# DiscKeeper Lite



## GrumpyHermit (May 23, 2004)

I tried it for several days; before I used it for the first time, I defragged using the Windows XP system defrag utility. DiscKeeper Lite upon first running indicated that the drive was horribly fragmented; well, maybe it looks at things differently than Windows does.

I found that DiscKeeper Lite would initiate a pop-up window at various times, asking me to defrag, even when all I had done was some simple websurfing. Worse, when I went to check the results against the Windows XP defrag utility, I discovered that DiscKeeper Lite had hijacked it, and popped its own defrag up in place of the Windows defrag.

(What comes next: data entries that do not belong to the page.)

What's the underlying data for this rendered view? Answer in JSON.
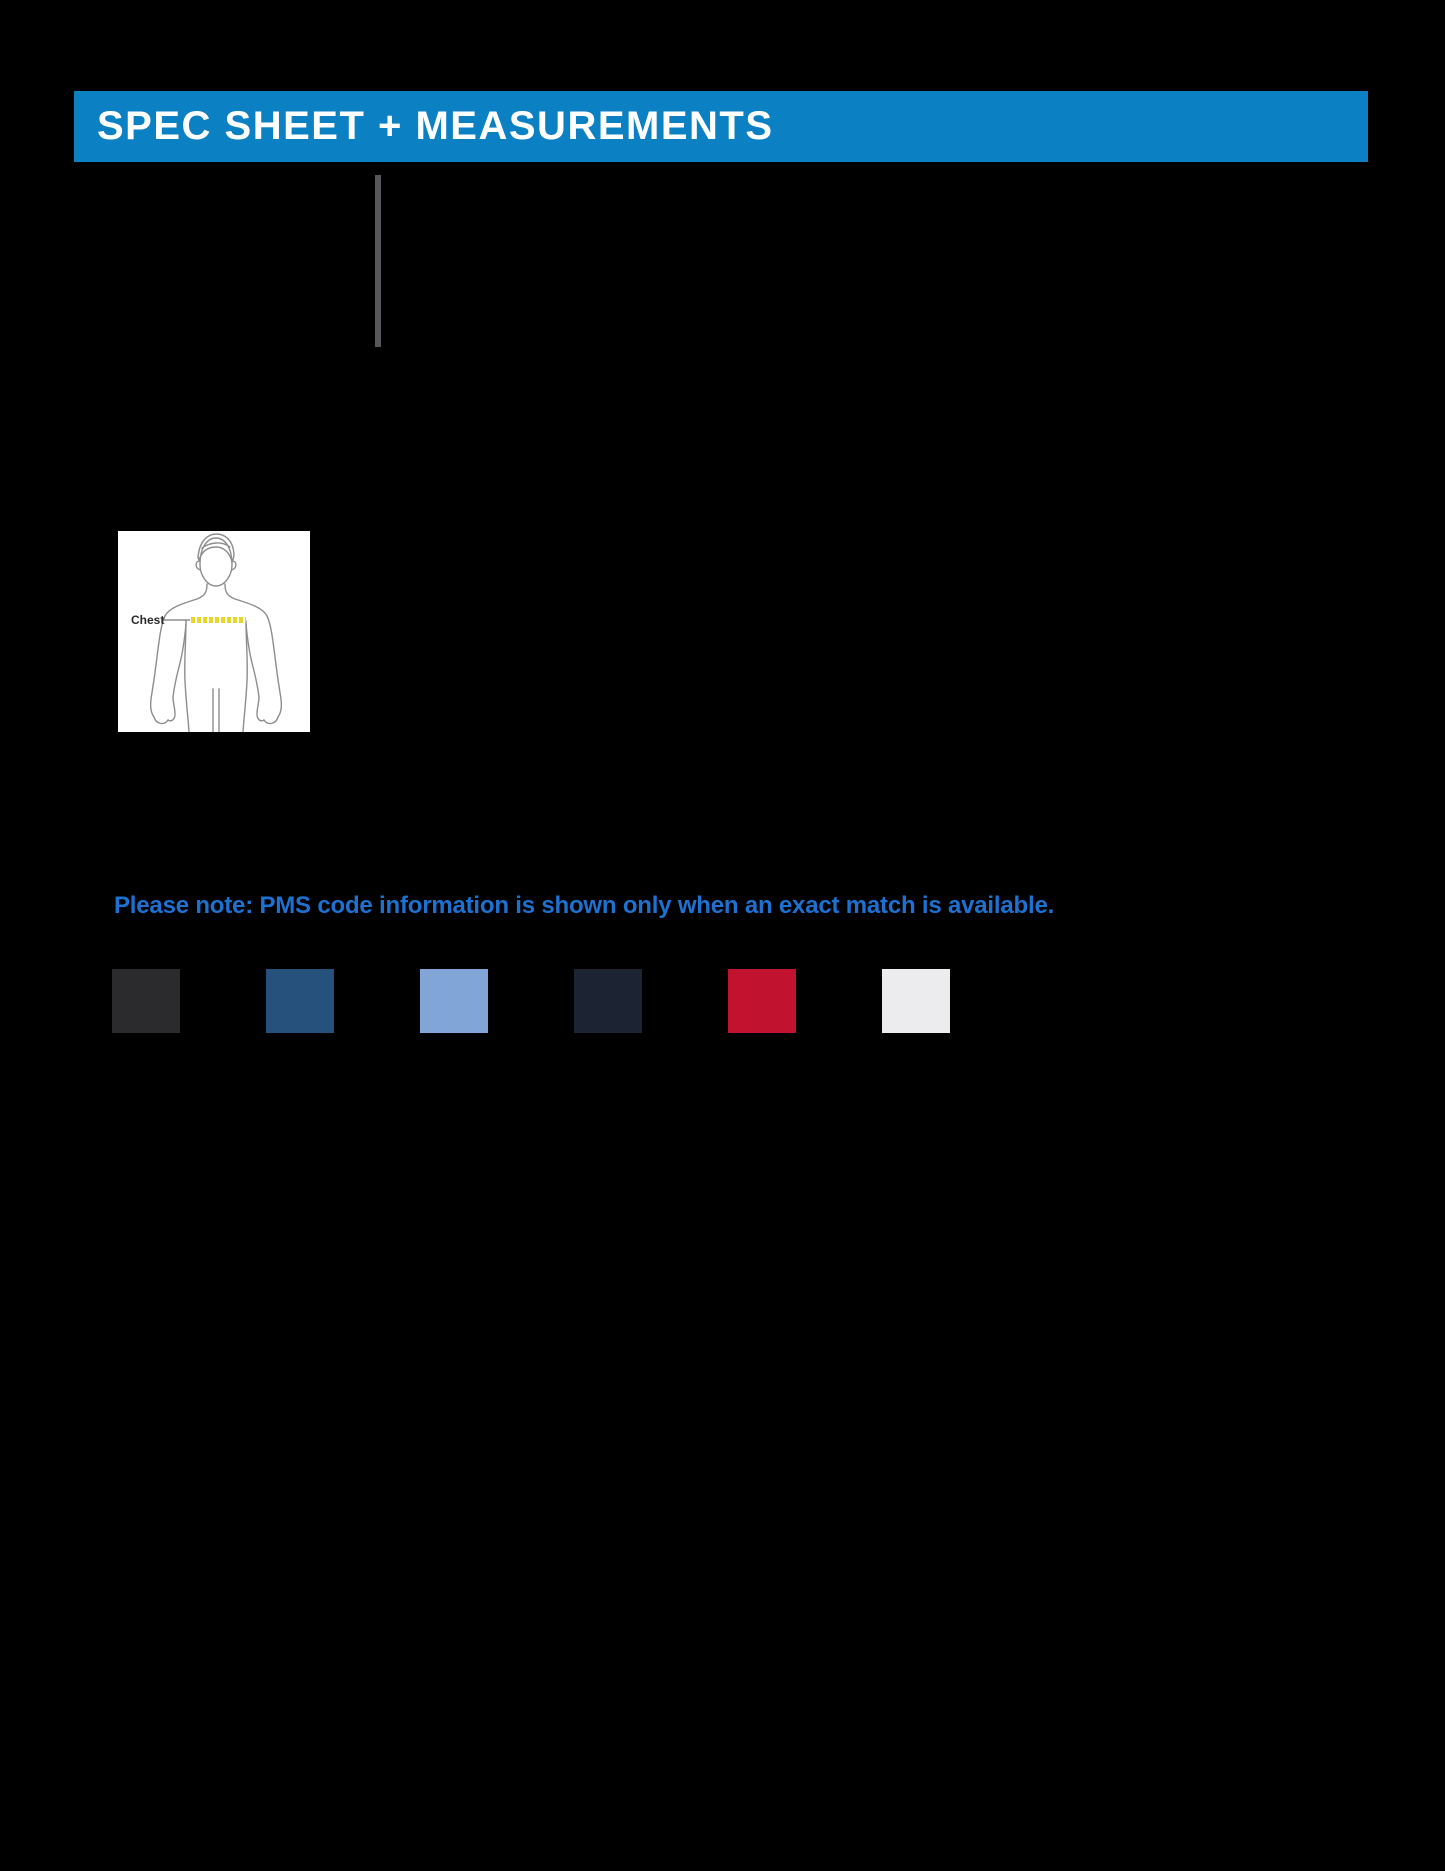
{
  "page": {
    "background": "#000000"
  },
  "header": {
    "title": "SPEC SHEET + MEASUREMENTS",
    "bar_color": "#0b80c3",
    "text_color": "#ffffff"
  },
  "divider": {
    "color": "#56575d"
  },
  "size_diagram": {
    "chest_label": "Chest",
    "tape_color": "#e9d727",
    "outline_color": "#8d8d8d",
    "background": "#ffffff"
  },
  "note": {
    "text": "Please note: PMS code information is shown only when an exact match is available.",
    "color": "#1d71d1"
  },
  "swatches": [
    {
      "name": "black",
      "hex": "#2b2b2e"
    },
    {
      "name": "dark-blue",
      "hex": "#26517c"
    },
    {
      "name": "light-blue",
      "hex": "#82a5d8"
    },
    {
      "name": "navy",
      "hex": "#1c2434"
    },
    {
      "name": "red",
      "hex": "#c1122f"
    },
    {
      "name": "white",
      "hex": "#ececee"
    }
  ]
}
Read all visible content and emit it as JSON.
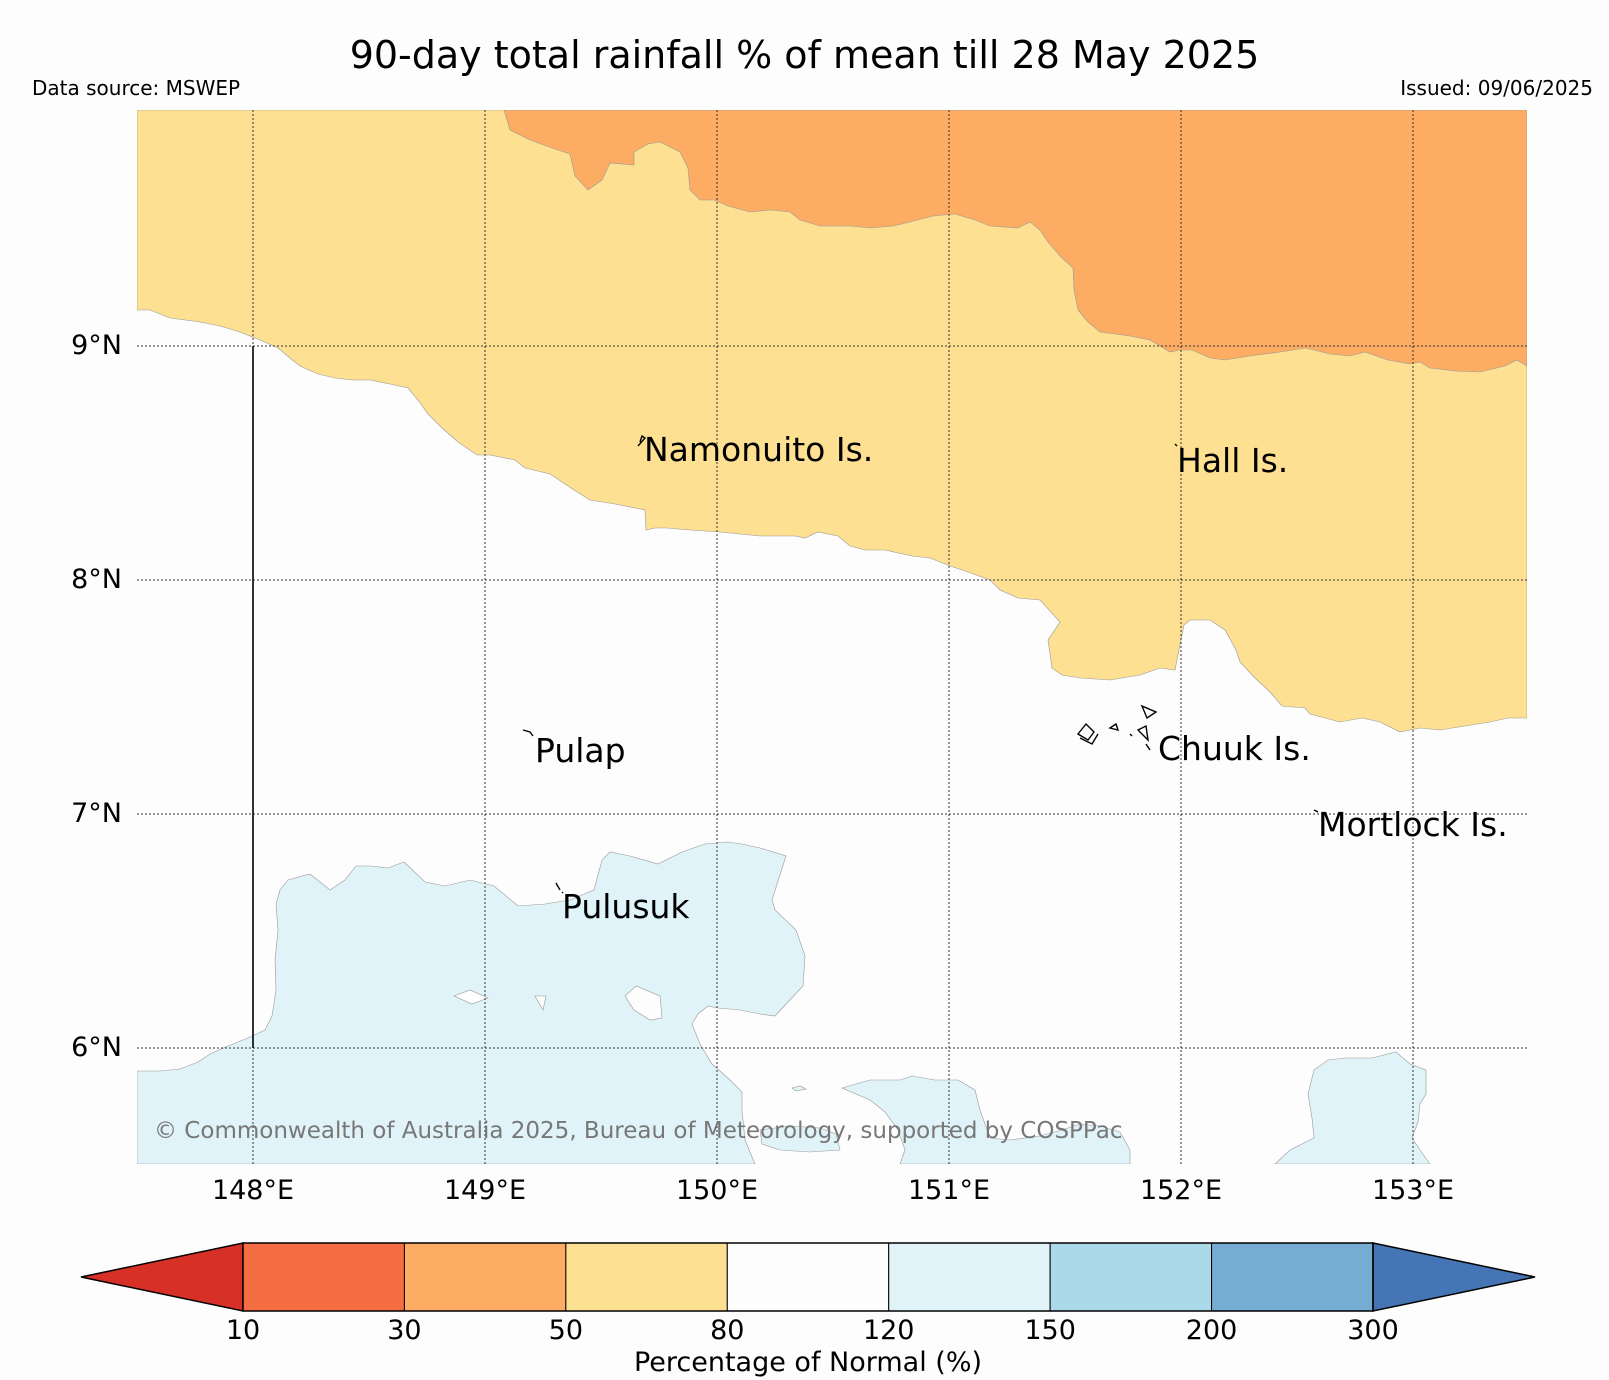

I had to uninstall DiscKeeper Lite in order to get access to the Windows defrag. Luckily I got it back, I was worried that the changes DiscKeeper made would permanently delete the Windows defrag.

I can't recommend DiscKeeper Lite as a quality software. It's rubbish. :down:


----------



## hewee (Oct 26, 2001)

Never used DiscKeeper Lite but I heard that it was ok till now.

Now DiscKeeper Lite may be like Norton Speed Disk and it defags thing in a order that is not the same way as Windows Defrag. So you should not go back and use the other one. You should stay with the one and only use the one. 
What I mean is the order they each defrag in. Norton moves the swap file to the front of the drive and the trash to the end. There are lots of options you can make in the order that it defrags. 
But after your all done if you use another defrag program it will look at it in the order that it defrags so it world say you need to defrag again.


----------



## SIR****TMG (Aug 12, 2003)

i have norton system cleaner program and i hate it.....it does what hewee says and i like xp cleaner better............


----------



## mach9 (Jan 26, 2004)

Excellent information Hewee. I use O & O for several months now. It gives you 5 options for defrag method. I love that choice. I use the USE method, which seems to be something like whatever you use frequently is lined up to be most available. Another choice sounds more linear, analogous to alphabetizing your files. It's therefore clear that each method would see the other method as leaving computer files and folders quite fragmented, and that's within the same app. Yes. Great advice. Choose one method and stick with it. The stealth method seems to be an ongoing, , lifetime work in progress. If you switch between methods, or switch programs, you'll be getting confusing info from the program if you aren't aware that the programs may be using different methods. Thanks Hewee for that clarification.


----------



## twotugs (May 14, 2003)

Sorry you had a bad experience with Diskeeper Lite, GrumpyHermit. I use it, and prefer it to the default defrag utility that comes with XP. Believe it or not, the company that makes Diskeeper (the Lite version, too), also had a hand in the XP defrag tool.

http://support.microsoft.com/default.aspx?scid=kb;en-us;314848&Product=winxp

You're right, the pop-ups can be a bit annoying (it has a habit of appearing right at a critical moment in Goldminer  ). I think you can stop it by changing the startup priority to "Manual" from "Automatic." You'll have to run it periodically, same as the XP defragger.

Keep in mind that Diskeeper Lite is free; if you want the good stuff, you usually have to pay for it (Diskeeper 8 is $45 for XP Pro, $30 for XP Home, and I don't know why there's a difference between the two). I like Lite, though, so I'll keep using it. I just have to do a lot of stuff manually, like occasionally moving the paging file to another drive to defrag my XP partition. BTW, here's a good read on that:

http://support.microsoft.com/defaul...port/kb/articles/Q227/3/50.ASP&NoWebContent=1


----------



## Skivvywaver (Mar 18, 2001)

I use diskeeper pro. I like it alot. The boot time defrag is awesome and I have it set to defrag every night while I'm sleeping. If there are storms and I shut down for the night I do a manual defrag. I prefer defragging daily to any other schedule. I figure if it takes 2-3 minutes a day to defrag it is better than an hour once a month. It still comes out to the same amount of time but I never have a fragged HDD. It is all in what you like I guess. It defrags both drives at the same time. A real time saver for me.:up:


----------